Avoid These Stair Railing Installation Pitfalls Avoid These Stair Railing Installation Pitfalls
Stair railing installation is perhaps the most important part of installing a new set of stairs or trying to update an older stairwell. It is also the area where many DIY enthusiasts make the most mistakes. Installing stair railing is not particularly difficult; however, it does require quite a bit of attention to detail and some careful planning. Properly installing the railing on a set of stairs also requires patience and the ability to perform the installation in a fairly precise manner. So, this article will address some common mistakes and pitfalls that are encountered when DIYers install stair railing.

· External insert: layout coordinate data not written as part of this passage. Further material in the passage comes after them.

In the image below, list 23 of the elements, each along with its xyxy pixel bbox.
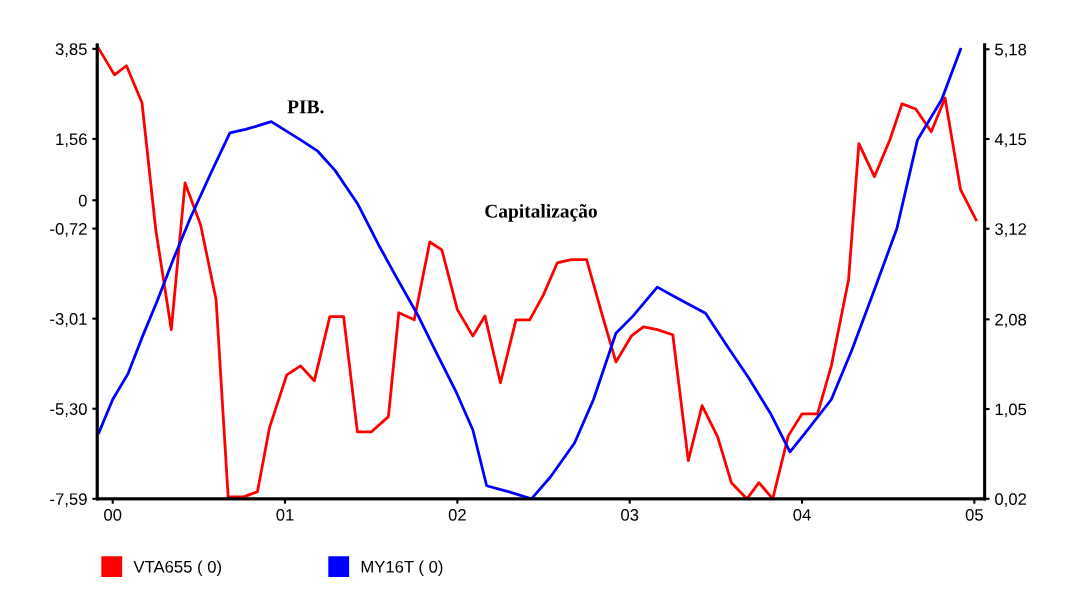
y-tick-label: -5,30	[50, 403, 87, 417]
x-tick-label: 00	[104, 508, 122, 521]
x-tick-label: 04	[793, 508, 811, 521]
y2-tick-label: 4,15	[994, 133, 1027, 148]
annotation: PIB.	[287, 100, 324, 114]
y2-tick-label: 1,05	[995, 403, 1027, 418]
annotation: Capitalização	[485, 204, 597, 222]
y-tick-label: -0,72	[50, 223, 87, 237]
y-tick-label: 1,56	[56, 133, 87, 148]
y2-tick-label: 3,12	[995, 223, 1027, 237]
y2-tick-label: 2,08	[995, 313, 1027, 328]
legend-label: MY16T ( 0)	[361, 560, 443, 576]
y-tick-label: -7,59	[50, 493, 87, 507]
x-tick-label: 03	[621, 508, 639, 521]
x-tick-label: 02	[448, 508, 466, 521]
x-tick-label: 05	[965, 508, 983, 521]
y-tick-label: 3,85	[55, 43, 87, 58]
y-tick-label: -3,01	[50, 313, 87, 327]
x-tick-label: 01	[276, 508, 294, 521]
legend-label: VTA655 ( 0)	[133, 560, 222, 576]
y2-tick-label: 5,18	[995, 43, 1027, 58]
y2-tick-label: 0,02	[995, 493, 1027, 507]
y-tick-label: 0	[78, 194, 87, 207]
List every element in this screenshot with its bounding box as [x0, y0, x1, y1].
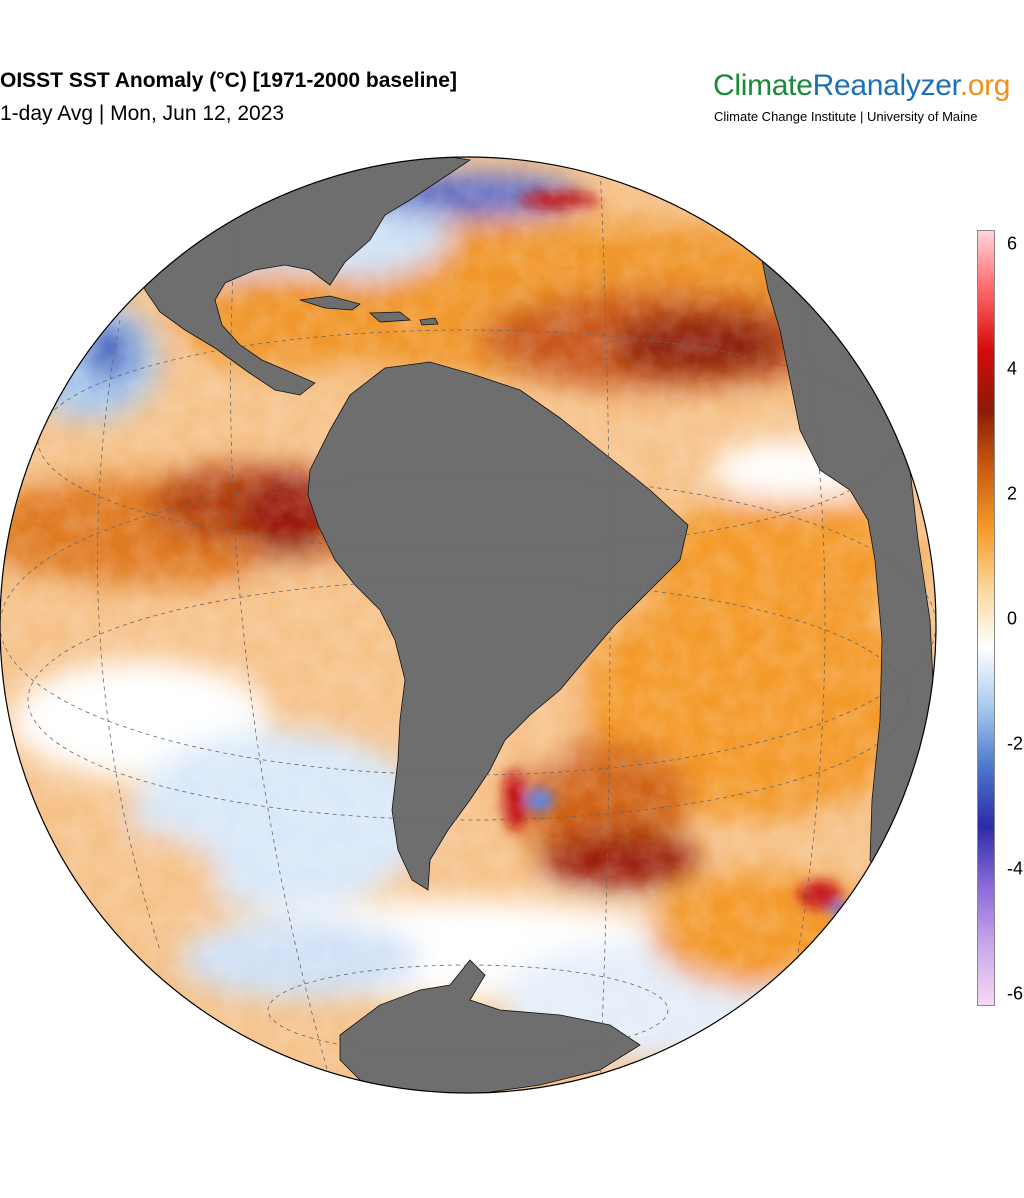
brand-part-org: .org: [959, 69, 1011, 102]
brand-part-reanalyzer: Reanalyzer: [812, 69, 960, 102]
colorbar-tick-label: 2: [1007, 483, 1018, 504]
brand-subtitle: Climate Change Institute | University of…: [714, 109, 978, 124]
colorbar-tick-label: -4: [1007, 858, 1024, 879]
colorbar-tick-label: -6: [1007, 983, 1024, 1004]
colorbar-tick-label: 6: [1007, 233, 1018, 254]
colorbar-tick-label: 4: [1007, 358, 1018, 379]
map-title: OISST SST Anomaly (°C) [1971-2000 baseli…: [0, 69, 457, 92]
brand-part-climate: Climate: [713, 69, 813, 102]
colorbar: [977, 230, 995, 1006]
map-subtitle: 1-day Avg | Mon, Jun 12, 2023: [0, 102, 285, 125]
globe-outline: [0, 156, 937, 1094]
colorbar-tick-label: -2: [1007, 733, 1024, 754]
brand-logo[interactable]: ClimateReanalyzer.org: [713, 69, 1010, 103]
south-america-landmass: [307, 361, 689, 891]
colorbar-tick-label: 0: [1007, 608, 1018, 629]
caribbean-islands: [299, 295, 439, 326]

Don't Go Overboard with Your Design
By far, the most common mistake that DIYers make when attempting to install stair railing is choosing a design that is simply too complex. Although complicated or ornate stair rail designs look very nice, they are not the best choice for DIYers. Especially, for DIYers who have never installed a stair railing. So, when choosing a design for the stair rail, try to keep it clean and simple.
When properly done, even a rather simple stair rail design can be quite beautiful. Instead of choosing a railing that has many bevels or curves in the surface, choose a straight, simple design and place more emphasis on the finishing or painting of the rail. A quality paint or stain finish on a simple wooden stair rail will result in a stairwell that you can be proud of.
Another very common error DIYers make when installing stair railing is simply not measuring properly. When measuring the balusters or spindles in the stair railing, you should always measure two, or even three, times. Lackadaisical measuring is the easiest way to create a stair railing that won't make you happy. Always remember the old carpenter's adage: "measure twice and cut once". Nowhere is this more true than when installing stair railing.
Gluing or Screwing Before Thinking
Installing stair railing can involve a lot of drilling and spacing of holes for balusters or spindles. In fact, drilling holes for the balusters is one of the most time-consuming tasks involved with installing the stair railing. Therefore, before you rush to gluing balusters or spindles into place, you might want to consider dry fitting the pieces first. If your drill holes are off more than a quarter of an inch or so, this will result in uneven spacing for your balusters and spindles that will be noticed.
Although 1/4 inch here or there may not seem like much, the gaps or uneven spacing between balusters or spindles is easily noticed from the bottom of the stairwell. Also, you will find that having to break apart balusters from the railing after they have been glued will result in a considerable loss of time and cause unneeded frustration and stress.
Trying to "Eye" the Stair Railing
Although you may be able to gauge if a picture frame on the wall is fairly level by simply looking at it, you should never attempt this with stair railing. Use a level that supports 30 and 45 degree level angle marks to properly level the slope and angle of the stair railing. It is very difficult to eye the angle of a stair railing without a level. So, don't even attempt it.